Belirtilen gerekçelerle davanın ehliyet yönünden reddine karar verilmiştir.
TEMYİZ EDENİN İDDİALARI : Davacı tarafından, dava konusu işlemin Şanlıurfa Büyükşehir Belediyesi’nin sınırları içerisinde yer alan tüm vatandaşların sağlığını, mutluluğunu ve sağlıklı bir çevre içinde yaşamalarını engellediğinden, şehir estetiğini ve mirasını bozduğundan ve kamu kaynaklarının keyfi şekilde harcanmasına sebep olduğundan bu kentte yaşayan herkesi yakından ilgilendirdiği, bu sebeple menfaat kavramının geniş yorumlanması gerektiği, Şanlıurfa ilinin büyükşehir belediyesi statüsünde olduğundan dolayı hemşehri ilişkisinin büyükşehir belediyesinin mülki sınırları kapsamında değerlendirilmesi gerektiği, yalnızca ilçe sınırlarını kapsayacak şekilde tanımlanmasının hukuka aykırı olduğu, büyükşehirde yaşayan her vatandaşın tüm şehri ilgilendiren işlemlere karşı dava açma ehliyetinin bulunduğu, davanın yalnızca bir vatandaş sıfatıyla değil Şanlıurfa ilinin tamamında faaliyet gösteren bir siyasi partinin il başkanı sıfatıyla da açılmış olduğu, bu itibarla menfaat kavranmının geniş yorumlanması gerektiği ileri sürülmektedir.

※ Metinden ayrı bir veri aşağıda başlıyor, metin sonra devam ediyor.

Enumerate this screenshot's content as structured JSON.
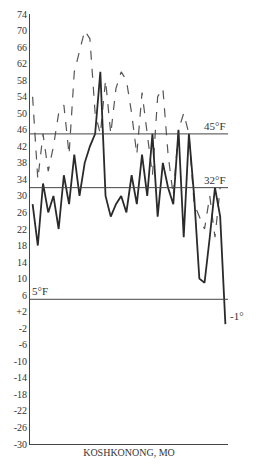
{
  "chart_data": {
    "type": "line",
    "title": "KOSHKONONG, MO",
    "categories": [
      null,
      null,
      null,
      null,
      null,
      null,
      null,
      null,
      null,
      null,
      null,
      null,
      null,
      null,
      null,
      null,
      null,
      null,
      null,
      null,
      null,
      null,
      null,
      null,
      null,
      null,
      null,
      null,
      null,
      null,
      null,
      null,
      null,
      null,
      null,
      null,
      null,
      null
    ],
    "series": [
      {
        "color": "#555555",
        "line_style": "dashed",
        "values": [
          54,
          34,
          45,
          36,
          42,
          50,
          52,
          40,
          60,
          65,
          70,
          68,
          50,
          45,
          58,
          45,
          56,
          60,
          58,
          50,
          40,
          55,
          45,
          35,
          54,
          56,
          40,
          30,
          46,
          50,
          45,
          28,
          25,
          22,
          30,
          20,
          32,
          null
        ]
      },
      {
        "color": "#2a2a2a",
        "line_style": "solid",
        "values": [
          28,
          18,
          33,
          26,
          30,
          22,
          35,
          28,
          40,
          30,
          38,
          42,
          45,
          60,
          30,
          25,
          28,
          30,
          26,
          35,
          28,
          40,
          30,
          45,
          25,
          38,
          32,
          28,
          46,
          20,
          45,
          30,
          10,
          9,
          20,
          32,
          25,
          -1
        ]
      }
    ],
    "ylim": [
      -30,
      74
    ],
    "yticks": [
      -30,
      -26,
      -22,
      -18,
      -14,
      -10,
      -6,
      -2,
      {
        "value": 2,
        "label": "+2"
      },
      6,
      10,
      14,
      18,
      22,
      26,
      30,
      34,
      38,
      42,
      46,
      50,
      54,
      58,
      62,
      66,
      70,
      74
    ],
    "reference_lines": [
      {
        "value": 45,
        "label": "45°F"
      },
      {
        "value": 32,
        "label": "32°F"
      },
      {
        "value": 5,
        "label": "5°F"
      }
    ],
    "annotations": [
      {
        "text": "-1°",
        "y": -1
      }
    ],
    "grid": false,
    "tick_labels": "y"
  }
}
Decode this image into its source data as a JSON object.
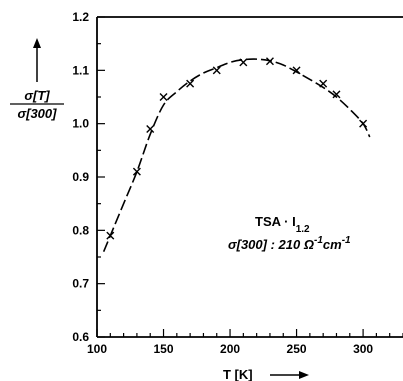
{
  "chart_data": {
    "type": "scatter",
    "ylabel": {
      "numerator": "σ[T]",
      "denominator": "σ[300]"
    },
    "xlabel": "T [K]",
    "xlim": [
      100,
      330
    ],
    "ylim": [
      0.6,
      1.2
    ],
    "x_ticks": [
      100,
      150,
      200,
      250,
      300
    ],
    "y_ticks": [
      0.6,
      0.7,
      0.8,
      0.9,
      1.0,
      1.1,
      1.2
    ],
    "x_tick_labels": [
      "100",
      "150",
      "200",
      "250",
      "300"
    ],
    "y_tick_labels": [
      "0.6",
      "0.7",
      "0.8",
      "0.9",
      "1.0",
      "1.1",
      "1.2"
    ],
    "series": [
      {
        "marker": "x",
        "x": [
          110,
          130,
          140,
          150,
          170,
          190,
          210,
          230,
          250,
          270,
          280,
          300
        ],
        "y": [
          0.79,
          0.91,
          0.99,
          1.05,
          1.075,
          1.1,
          1.115,
          1.117,
          1.1,
          1.075,
          1.055,
          1.0
        ]
      }
    ],
    "fit_curve": {
      "style": "dashed",
      "x": [
        105,
        110,
        120,
        130,
        140,
        150,
        160,
        170,
        180,
        190,
        200,
        210,
        220,
        230,
        240,
        250,
        260,
        270,
        280,
        290,
        300,
        305
      ],
      "y": [
        0.76,
        0.79,
        0.85,
        0.91,
        0.98,
        1.035,
        1.06,
        1.08,
        1.095,
        1.105,
        1.115,
        1.12,
        1.121,
        1.118,
        1.11,
        1.097,
        1.083,
        1.068,
        1.05,
        1.027,
        1.0,
        0.975
      ]
    },
    "annotation": {
      "line1_main": "TSA · I",
      "line1_sub": "1.2",
      "line2": "σ[300] : 210 Ω",
      "line2_sup1": "-1",
      "line2_mid": "cm",
      "line2_sup2": "-1"
    }
  }
}
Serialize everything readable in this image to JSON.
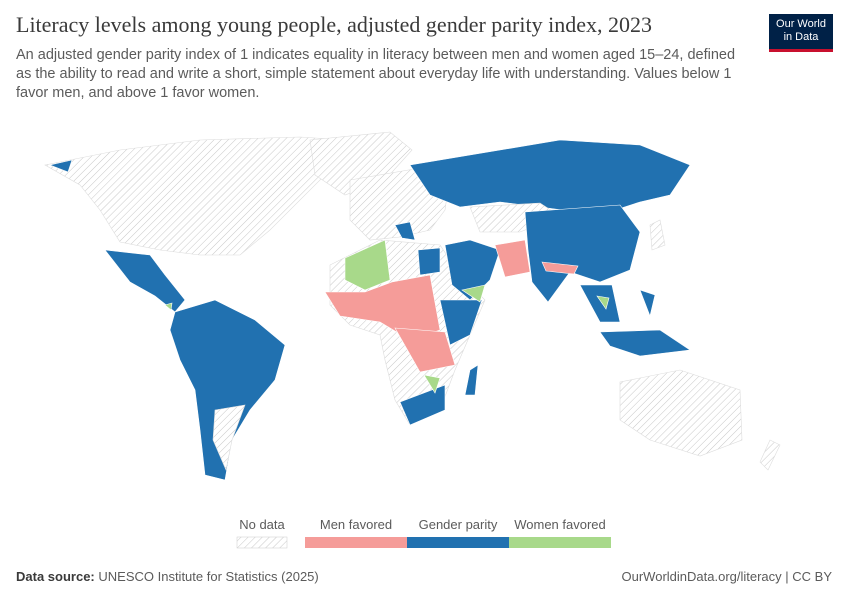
{
  "header": {
    "title": "Literacy levels among young people, adjusted gender parity index, 2023",
    "subtitle": "An adjusted gender parity index of 1 indicates equality in literacy between men and women aged 15–24, defined as the ability to read and write a short, simple statement about everyday life with understanding. Values below 1 favor men, and above 1 favor women.",
    "logo": [
      "Our World",
      "in Data"
    ]
  },
  "legend": {
    "items": [
      {
        "label": "No data",
        "color": "#c8c8c8"
      },
      {
        "label": "Men favored",
        "color": "#f59c99"
      },
      {
        "label": "Gender parity",
        "color": "#2171b0"
      },
      {
        "label": "Women favored",
        "color": "#a8d98a"
      }
    ]
  },
  "footer": {
    "source_label": "Data source:",
    "source": "UNESCO Institute for Statistics (2025)",
    "url": "OurWorldinData.org/literacy | CC BY"
  }
}
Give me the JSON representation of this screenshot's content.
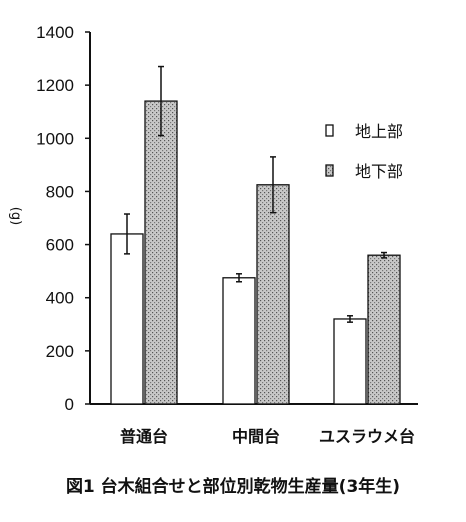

KARŞI TARAFIN SAVUNMASI : Davalı idare tarafından, savunma verilmemiştir.
DANIŞTAY TETKİK HÂKİMİ … ‘IN DÜŞÜNCESİ : Temyiz isteminin reddi ile usul ve yasaya uygun olan İdare Mahkemesi kararının onanması gerektiği düşünülmektedir.
TÜRK MİLLETİ ADINA
Karar veren Danıştay Onüçüncü Dairesi’nce, Tetkik Hâkiminin açıklamaları dinlendikten ve dosyadaki belgeler incelendikten sonra gereği görüşüldü:
HUKUKİ DEĞERLENDİRME :
İdare ve vergi mahkemelerinin nihai kararlarının temyizen bozulması, 2577 sayılı İdari Yargılama Usulü Kanunu’nun 49. maddesinde yer alan sebeplerden birinin varlığı hâlinde mümkündür.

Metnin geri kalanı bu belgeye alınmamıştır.